London and Dublin. John Akomfrah’s The Stuart Hall Project, a tribute to the critic and New Left Review founder, is “a montage of existing documentary footage and Hall’s own words and thoughts on film,” writes the Guardian‘s Peter Bradshaw. “It has an idealism and high seriousness that people might not immediately associate with the subject Hall pioneered: cultural studies.” Opening today in London and Dublin, the Project will be making its way around the Isles over the next two months. More from Ashley Clark (Sight & Sound), Dave Calhoun (Time Out, 4/5), and David Gritten (Telegraph, 3/5).
Reading. In the new Brooklyn Rail, Karen Rester interviews experimental filmmaker Lynne Sachs, Gregory Zinman remembers Jud Yalkut, and Benjamin Schultz-Figueroa reviews Chris Marker and Pierre Lhomme’s Le Joli Mai (1963).
In the Nation, Joshua Clover looks back on two summer movies, Olympus Has Fallen and White House Down: “The game is rigged, and the final card the films turn over is never one of real political struggle—as if to reassure us that the most ambitious ideas of how the world could be different will be revealed as venal and self-interested, the maddest militant still somehow a rational actor from a Chicago School of Economics textbook.” What’s more, the happy endings are about nothing other than getting a job.
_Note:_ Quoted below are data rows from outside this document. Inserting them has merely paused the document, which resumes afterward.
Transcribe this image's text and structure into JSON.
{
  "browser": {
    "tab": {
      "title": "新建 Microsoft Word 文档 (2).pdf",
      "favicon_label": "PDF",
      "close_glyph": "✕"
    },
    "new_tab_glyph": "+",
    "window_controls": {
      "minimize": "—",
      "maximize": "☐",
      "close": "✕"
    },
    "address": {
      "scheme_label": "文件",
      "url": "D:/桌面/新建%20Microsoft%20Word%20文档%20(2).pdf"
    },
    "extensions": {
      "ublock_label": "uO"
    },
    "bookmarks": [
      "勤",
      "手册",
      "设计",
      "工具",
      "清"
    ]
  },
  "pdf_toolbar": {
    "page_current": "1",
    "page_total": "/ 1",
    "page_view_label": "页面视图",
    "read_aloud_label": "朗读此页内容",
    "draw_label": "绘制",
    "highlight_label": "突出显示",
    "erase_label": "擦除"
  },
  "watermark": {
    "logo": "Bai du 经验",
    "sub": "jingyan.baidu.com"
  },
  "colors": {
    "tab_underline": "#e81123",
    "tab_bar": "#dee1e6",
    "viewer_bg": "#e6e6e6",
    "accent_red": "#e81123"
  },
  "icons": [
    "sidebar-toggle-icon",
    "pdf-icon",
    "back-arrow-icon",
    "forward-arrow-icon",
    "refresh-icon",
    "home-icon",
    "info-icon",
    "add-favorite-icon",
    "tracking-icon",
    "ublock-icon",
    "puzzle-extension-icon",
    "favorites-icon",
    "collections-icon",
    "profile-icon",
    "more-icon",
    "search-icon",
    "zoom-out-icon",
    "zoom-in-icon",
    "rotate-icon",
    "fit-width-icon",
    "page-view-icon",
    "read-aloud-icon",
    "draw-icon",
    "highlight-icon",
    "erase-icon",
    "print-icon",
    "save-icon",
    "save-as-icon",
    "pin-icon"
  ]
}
Via Catherine Grant and Girish Shambu comes word that we can freely read the introductory chapter of Richard Rushton‘s forthcoming book, The Politics of Hollywood Cinema: Popular Film and Contemporary Political Theory.
A paper, for free: Robert C. Power on “The Wire and Alternative Stories of Law and Inequality.”
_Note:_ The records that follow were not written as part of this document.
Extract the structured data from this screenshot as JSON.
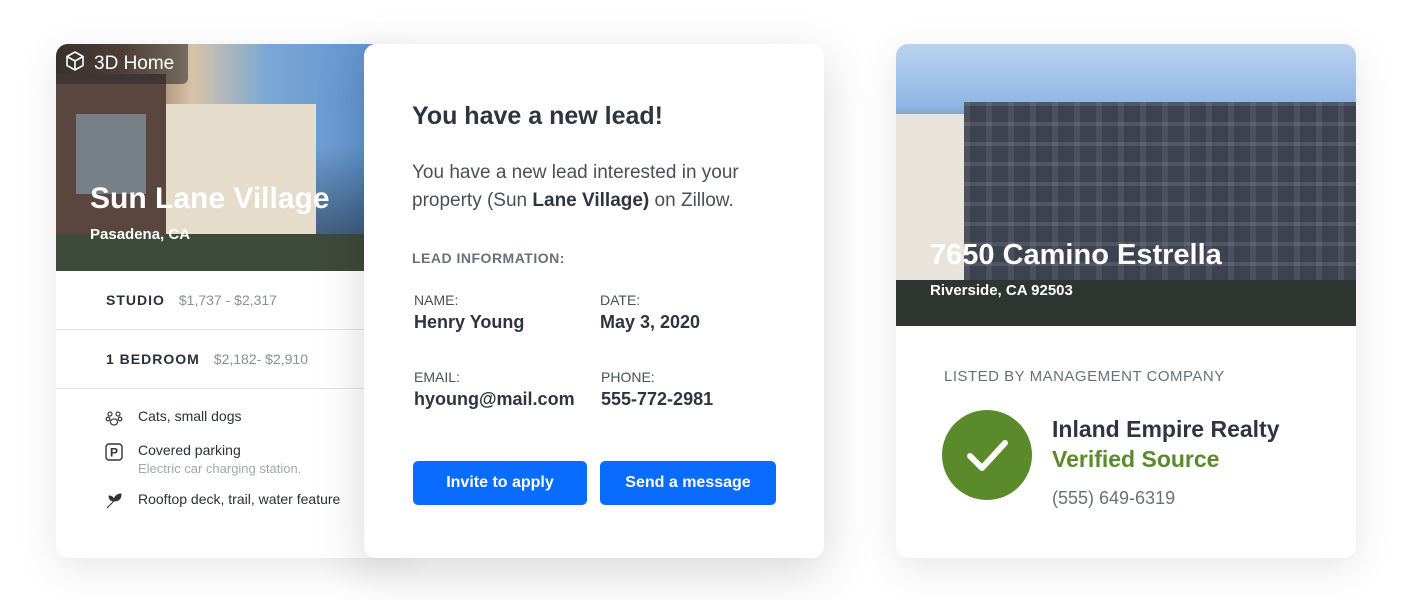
{
  "left_card": {
    "badge_label": "3D Home",
    "title": "Sun Lane Village",
    "city": "Pasadena, CA",
    "pricing": [
      {
        "label": "STUDIO",
        "value": "$1,737 - $2,317"
      },
      {
        "label": "1 BEDROOM",
        "value": "$2,182- $2,910"
      }
    ],
    "amenities": [
      {
        "icon": "paw-icon",
        "text": "Cats, small dogs",
        "sub": ""
      },
      {
        "icon": "parking-icon",
        "text": "Covered parking",
        "sub": "Electric car charging station."
      },
      {
        "icon": "leaf-icon",
        "text": "Rooftop deck, trail, water feature",
        "sub": ""
      }
    ]
  },
  "lead_card": {
    "title": "You have a new lead!",
    "body_prefix": "You have a new lead interested in your property (Sun ",
    "body_bold": "Lane Village)",
    "body_suffix": " on Zillow.",
    "section_title": "LEAD INFORMATION:",
    "name_label": "NAME:",
    "name_value": "Henry Young",
    "date_label": "DATE:",
    "date_value": "May 3, 2020",
    "email_label": "EMAIL:",
    "email_value": "hyoung@mail.com",
    "phone_label": "PHONE:",
    "phone_value": "555-772-2981",
    "invite_button": "Invite to apply",
    "message_button": "Send a message",
    "button_color": "#0a6cff"
  },
  "right_card": {
    "title": "7650 Camino Estrella",
    "city": "Riverside, CA 92503",
    "listed_by": "LISTED BY MANAGEMENT COMPANY",
    "company": "Inland Empire Realty",
    "verified": "Verified Source",
    "phone": "(555) 649-6319",
    "verified_color": "#5a8a2a"
  }
}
Francis Ford Coppola’s Twixt and Brian De Palma’s Passion have sparked disparate verdicts from Dennis Cozzalio, While he notes that “regardless of their uneven quality as art, Coppola’s late films have hardly been complacent,” as for De Palma, “with Passion, the director seems to have succumbed to the sort of tone-deaf indifference The Black Dahlia, as awful and misguided as it was, could only hint at.”
“I never believed a day would come when there would be people in this country who did not know who Jack Benny was.” For Criterion, Stephen Winer has a great piece on why, for “Jack (true fans refer to him only by his first name), peerless in every other medium, film was a problem. At least it was until he met Ernst Lubitsch.”
In the Japan Times, Mark Schilling profiles Masahiro Kobayashi, whose Japan’s Tragedy (review: four out of five stars) is a black-and-white story of an attempted slow-motion suicide also addresses the plight of “millions who struggle to make ends meet with tiny pension and welfare payments or part-time and temporary work.”
‘In the works’: a remix
In the works. On the eve of The Fifth Estate‘s premiere in Toronto, we learned of future projects for both director and star. Variety‘s Diana Lodderhose reports that Bill Condon will direct Ian McKellen, who’ll play Sherlock Holmes in A Slight Trick of the Mind, based on the novel by Mitch Cullin. And Benedict Cumberbatch is in negotiations to take the lead in James Gray’s Lost City of Z—Deadline‘s Mike Fleming Jr. has details.
Rie Rasmussen will remake David Cronenberg’s Shivers (1975), reports Variety‘s Dave McNary. And Tommy Lee Jones is planning to write and direct a remake of Mark Rydell’s The Cowboys, the 1972 western featuring John Wayne. Variety‘s Justin Kroll reports.
“Olga Kurylenko and Vincent Cassel are set to square off in Stephen Campanelli’s action thriller Momentum,” reports John Hopewell for Variety. “Morgan Freeman and Shea Whigham co-star.”